NASCAR bans Confederate flag from its grounds

The horrific massacre of nine African Americans — Rev. Clementa Pinckney, Cynthia Hurd, Rev. Sharonda Coleman-Singleton, Tywanza Sanders, Ethel Lance, Susie Jackson, Rev. Daniel Simmons, Depayne Middleton-Doctor and Myra Thompson — on June 17 by white supremacist Dylann Roof in Charleston, S.C., has triggered an unprecedented anti-racist response to pro-slavery symbols — especially the putrid Confederate flag, which still flies in front of the State House in Columbia.

Activists have taken to the streets to remove as well as burn the Confederate flag in protests not just relegated to the Deep South, but virtually around the U.S. They have also painted Confederate statues with the slogan, “Black Lives Matter,” the clarion call of the new phase of the Black Liberation struggle against all forms of terror from police brutality to racist vigilantism.

The power of mass protest against the Confederate flag is starting to have a profound impact on popular culture, including in sports. Take NASCAR (National Association for Stock Car Auto Racing), one of the most lucrative, influential professional race car events in the South and the country. The company was founded in Daytona Beach, Fla., in February 1948 by Bill France Sr., who in 1968 commissioned the building of the Alabama International Motor Speedway in Talladega, Ala.

France supported the 1968 presidential candidacy of George Wallace, the arch-racist, pro-segregationist Alabama governor. From its inception, NASCAR flew the Confederate flag on its grounds at all its events.
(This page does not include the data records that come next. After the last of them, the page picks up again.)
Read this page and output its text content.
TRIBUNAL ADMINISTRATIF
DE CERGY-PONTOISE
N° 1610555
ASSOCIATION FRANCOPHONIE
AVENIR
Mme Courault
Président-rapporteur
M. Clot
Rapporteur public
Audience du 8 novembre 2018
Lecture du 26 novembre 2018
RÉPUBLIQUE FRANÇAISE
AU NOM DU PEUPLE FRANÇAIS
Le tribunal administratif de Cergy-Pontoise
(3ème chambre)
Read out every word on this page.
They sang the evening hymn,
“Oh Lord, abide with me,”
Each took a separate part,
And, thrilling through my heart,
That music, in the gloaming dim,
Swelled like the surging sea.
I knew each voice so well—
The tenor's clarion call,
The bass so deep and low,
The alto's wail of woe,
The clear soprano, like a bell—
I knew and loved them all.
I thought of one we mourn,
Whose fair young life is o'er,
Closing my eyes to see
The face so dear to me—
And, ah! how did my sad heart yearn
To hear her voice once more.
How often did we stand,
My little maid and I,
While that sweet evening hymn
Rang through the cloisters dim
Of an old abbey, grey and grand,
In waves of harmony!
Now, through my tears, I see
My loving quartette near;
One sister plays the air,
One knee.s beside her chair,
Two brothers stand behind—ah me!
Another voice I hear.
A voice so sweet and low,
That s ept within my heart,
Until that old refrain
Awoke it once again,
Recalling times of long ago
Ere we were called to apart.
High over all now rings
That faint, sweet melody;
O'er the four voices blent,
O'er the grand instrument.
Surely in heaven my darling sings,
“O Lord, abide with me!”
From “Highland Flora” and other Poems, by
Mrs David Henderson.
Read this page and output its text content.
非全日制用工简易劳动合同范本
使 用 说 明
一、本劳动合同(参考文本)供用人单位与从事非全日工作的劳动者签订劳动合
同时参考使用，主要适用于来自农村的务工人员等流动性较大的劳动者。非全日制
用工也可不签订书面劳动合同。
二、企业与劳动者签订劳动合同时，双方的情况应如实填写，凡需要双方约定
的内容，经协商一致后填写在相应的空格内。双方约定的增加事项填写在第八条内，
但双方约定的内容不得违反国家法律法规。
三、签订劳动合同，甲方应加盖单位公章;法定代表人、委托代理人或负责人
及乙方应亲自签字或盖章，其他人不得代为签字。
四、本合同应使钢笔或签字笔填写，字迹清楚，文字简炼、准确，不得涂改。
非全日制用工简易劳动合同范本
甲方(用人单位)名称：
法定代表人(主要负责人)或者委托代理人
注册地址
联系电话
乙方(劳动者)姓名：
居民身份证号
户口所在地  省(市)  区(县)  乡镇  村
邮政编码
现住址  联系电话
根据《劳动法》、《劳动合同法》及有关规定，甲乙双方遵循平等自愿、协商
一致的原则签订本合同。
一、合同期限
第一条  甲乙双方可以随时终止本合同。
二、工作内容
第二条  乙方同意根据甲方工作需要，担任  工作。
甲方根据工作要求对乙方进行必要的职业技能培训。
Due to the tremendous pressure of the anti-racist struggle, Brian France,  current NASCAR CEO and grandson of its founder, announced June 29 that the Confederate flag will no longer fly during NASCAR events. This is a major development in the sports world, considering that the Confederate flag has been embedded in NASCAR culture since day one.

France stated, “We want to go as far as we can to eliminate the presence of that flag. … I personally find it an offensive symbol, so there is no daylight [on] how we feel about it and our sensitivity to others who feel the same way. We’re working with the industry to see how far we can go to get that flag to be disassociated entirely from our events.” (, June 29) France also denounced the Confederate flag flying in front of the State House in Columbia, S.C.

Dale Earnhardt Jr., whose late father is legendary driver Dale Earnhardt Sr., agreed with NASCAR’s decision, stating in the same article, “I think it’s offensive to an entire race. It belongs in the history books and that’s about it.”

The next step for NASCAR to take is to ban fans from flying their individual Confederate flags in the stands during weekend races. The Daytona International Speedway, which hosts NASCAR’s national races publicly asked their fans on July 2 not to bring Confederate flags to events so they would be more “inclusive.”

In a separate action, NASCAR officials denounced the virulently racist, anti-immigrant remarks made by Donald Trump, billionaire and presidential candidate. They also announced that NASCAR will boycott the Trump National Doral Miami resort for its postseason Camping World Truck Series and Xfinity series banquet scheduled for later this year.